I have a program in which in proc sql i need to use multiple where conditions  that is 

where 20 gt win1 lt 30 or 20 gt win2 lt 30 or 20 gt win3 lt 30................till win20.

 

Is there any way not to use multiple or conditions?

3 REPLIES 3
Kurt_Bremser
Super User

No. You'll have to code all separate conditions.
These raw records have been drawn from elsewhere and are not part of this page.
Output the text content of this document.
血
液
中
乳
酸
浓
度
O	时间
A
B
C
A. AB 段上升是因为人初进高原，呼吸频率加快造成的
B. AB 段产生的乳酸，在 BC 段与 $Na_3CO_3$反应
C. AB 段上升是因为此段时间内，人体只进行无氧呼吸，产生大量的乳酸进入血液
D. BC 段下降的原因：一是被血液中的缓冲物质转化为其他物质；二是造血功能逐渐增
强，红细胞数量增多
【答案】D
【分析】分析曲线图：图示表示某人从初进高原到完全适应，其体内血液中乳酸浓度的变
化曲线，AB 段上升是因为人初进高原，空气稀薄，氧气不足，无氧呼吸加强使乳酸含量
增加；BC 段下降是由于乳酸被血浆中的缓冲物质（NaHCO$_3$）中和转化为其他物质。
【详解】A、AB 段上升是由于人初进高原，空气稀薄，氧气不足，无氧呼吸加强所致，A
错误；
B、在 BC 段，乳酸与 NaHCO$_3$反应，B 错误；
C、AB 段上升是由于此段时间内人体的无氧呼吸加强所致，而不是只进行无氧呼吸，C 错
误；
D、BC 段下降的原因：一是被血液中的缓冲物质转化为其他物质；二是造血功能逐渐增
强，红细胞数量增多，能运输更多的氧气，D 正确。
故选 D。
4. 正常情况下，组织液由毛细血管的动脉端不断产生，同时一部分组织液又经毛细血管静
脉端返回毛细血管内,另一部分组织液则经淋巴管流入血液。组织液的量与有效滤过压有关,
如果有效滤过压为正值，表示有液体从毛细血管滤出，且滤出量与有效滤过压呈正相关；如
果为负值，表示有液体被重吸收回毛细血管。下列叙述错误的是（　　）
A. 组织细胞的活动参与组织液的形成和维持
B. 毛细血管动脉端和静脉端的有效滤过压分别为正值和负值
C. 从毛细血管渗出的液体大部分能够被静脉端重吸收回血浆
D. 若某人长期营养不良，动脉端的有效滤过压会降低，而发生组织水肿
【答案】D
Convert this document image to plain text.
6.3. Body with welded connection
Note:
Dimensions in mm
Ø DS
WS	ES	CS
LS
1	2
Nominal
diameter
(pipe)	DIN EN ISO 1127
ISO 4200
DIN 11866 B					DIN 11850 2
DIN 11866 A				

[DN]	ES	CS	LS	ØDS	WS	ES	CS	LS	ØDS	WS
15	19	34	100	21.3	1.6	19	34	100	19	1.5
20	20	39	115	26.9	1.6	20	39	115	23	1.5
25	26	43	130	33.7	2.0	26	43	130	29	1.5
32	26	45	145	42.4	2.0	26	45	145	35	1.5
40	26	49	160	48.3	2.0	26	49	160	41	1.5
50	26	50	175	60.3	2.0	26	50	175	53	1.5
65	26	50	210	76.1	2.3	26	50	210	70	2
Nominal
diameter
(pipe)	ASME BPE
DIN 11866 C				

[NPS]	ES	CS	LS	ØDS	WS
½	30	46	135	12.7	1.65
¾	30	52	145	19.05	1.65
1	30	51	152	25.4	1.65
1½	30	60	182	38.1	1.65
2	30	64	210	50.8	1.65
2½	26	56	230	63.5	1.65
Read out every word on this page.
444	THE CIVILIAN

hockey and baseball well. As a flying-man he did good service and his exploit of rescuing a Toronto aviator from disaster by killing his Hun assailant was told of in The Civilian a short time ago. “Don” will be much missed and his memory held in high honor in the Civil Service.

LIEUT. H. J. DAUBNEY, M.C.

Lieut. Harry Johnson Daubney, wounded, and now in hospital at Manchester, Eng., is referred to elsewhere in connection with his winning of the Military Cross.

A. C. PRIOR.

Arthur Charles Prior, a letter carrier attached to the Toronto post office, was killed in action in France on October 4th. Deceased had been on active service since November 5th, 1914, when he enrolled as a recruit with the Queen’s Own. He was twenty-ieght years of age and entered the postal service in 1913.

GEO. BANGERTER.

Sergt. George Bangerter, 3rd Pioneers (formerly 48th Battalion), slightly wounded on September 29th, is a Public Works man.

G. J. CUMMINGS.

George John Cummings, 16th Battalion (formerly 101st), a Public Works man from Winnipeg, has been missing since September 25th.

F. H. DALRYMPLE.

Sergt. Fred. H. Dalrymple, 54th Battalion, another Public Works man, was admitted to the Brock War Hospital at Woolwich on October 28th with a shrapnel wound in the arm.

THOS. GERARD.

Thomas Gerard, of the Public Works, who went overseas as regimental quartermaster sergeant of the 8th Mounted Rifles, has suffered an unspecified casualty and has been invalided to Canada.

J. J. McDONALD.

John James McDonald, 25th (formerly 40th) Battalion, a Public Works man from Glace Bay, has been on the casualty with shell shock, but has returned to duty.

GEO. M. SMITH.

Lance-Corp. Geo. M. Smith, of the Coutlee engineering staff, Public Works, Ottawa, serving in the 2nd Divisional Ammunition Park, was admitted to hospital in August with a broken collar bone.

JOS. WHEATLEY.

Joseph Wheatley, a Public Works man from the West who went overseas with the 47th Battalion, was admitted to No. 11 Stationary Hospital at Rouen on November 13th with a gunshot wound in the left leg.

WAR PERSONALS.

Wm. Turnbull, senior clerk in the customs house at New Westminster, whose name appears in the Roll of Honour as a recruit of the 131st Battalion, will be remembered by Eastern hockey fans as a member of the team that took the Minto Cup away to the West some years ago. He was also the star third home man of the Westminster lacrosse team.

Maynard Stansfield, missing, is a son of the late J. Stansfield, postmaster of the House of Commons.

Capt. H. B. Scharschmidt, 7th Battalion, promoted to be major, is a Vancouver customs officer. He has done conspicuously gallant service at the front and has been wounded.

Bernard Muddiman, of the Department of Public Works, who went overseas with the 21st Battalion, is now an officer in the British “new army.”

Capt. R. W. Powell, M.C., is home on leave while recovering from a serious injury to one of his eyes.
But you can automate that coding with macro preprocessing.

BTW,

20 gt win1 lt 30

is equivalent to

win1 lt 20

 

Shmuel
Garnet | Level 18

There are few ways to do it, but assuming the win should be in a range of values.

(See @Kurt_Bremser note):

 

1)

%macro chk;
       %do i=1 to 19;
           IF
          %str(  <limit1> le win&i le <limit2> or);
       %end;
          %str( <limit1> le win20 le <limit2>; );
    %mend;
     data want; /* or sql step */
        set have;
             %chk;
     run;

2) Use datasetep instead sql:

  

data want;
    set have;
      array winx win1 - win20;
      result = 0;
      do i=1 to 20;
           result = result or (<limit1> le winx(i) le <limit2>);
           if result = 1 then leave;  /* enough to find the first */
      end;
      if result = 1;
     drop result;
run;

        

RW9
Diamond | Level 26 RW9
Diamond | Level 26

There are always several ways to approach a problem.  Your main issue here is that your data is not modelled in a way that is easily programmable in SQL.  SQL was developed for relational databases, so this means lots of tables with unique data and id's linking them.  These tables were normalised - data going down the page rather than across.  Unfortunately nowadays a lot of "Excel thinking" has crept in and people are trying to code against transposed (goes across the page) data.  From what you post, if your data looked like this:

WIN_NO   RESULT

1                12

2                30

Your where clause would resolve to:

where RESULT between 20 and 30;

So you can see quite clearly that the major part of the process is the data modelling - this is almost always the case, arrange and process your data so the code that needs to run against it is a simple as possible - forget the "I have to use Excel for my output so can only work that way" and leave that for the final transpose and report procedures to deal with.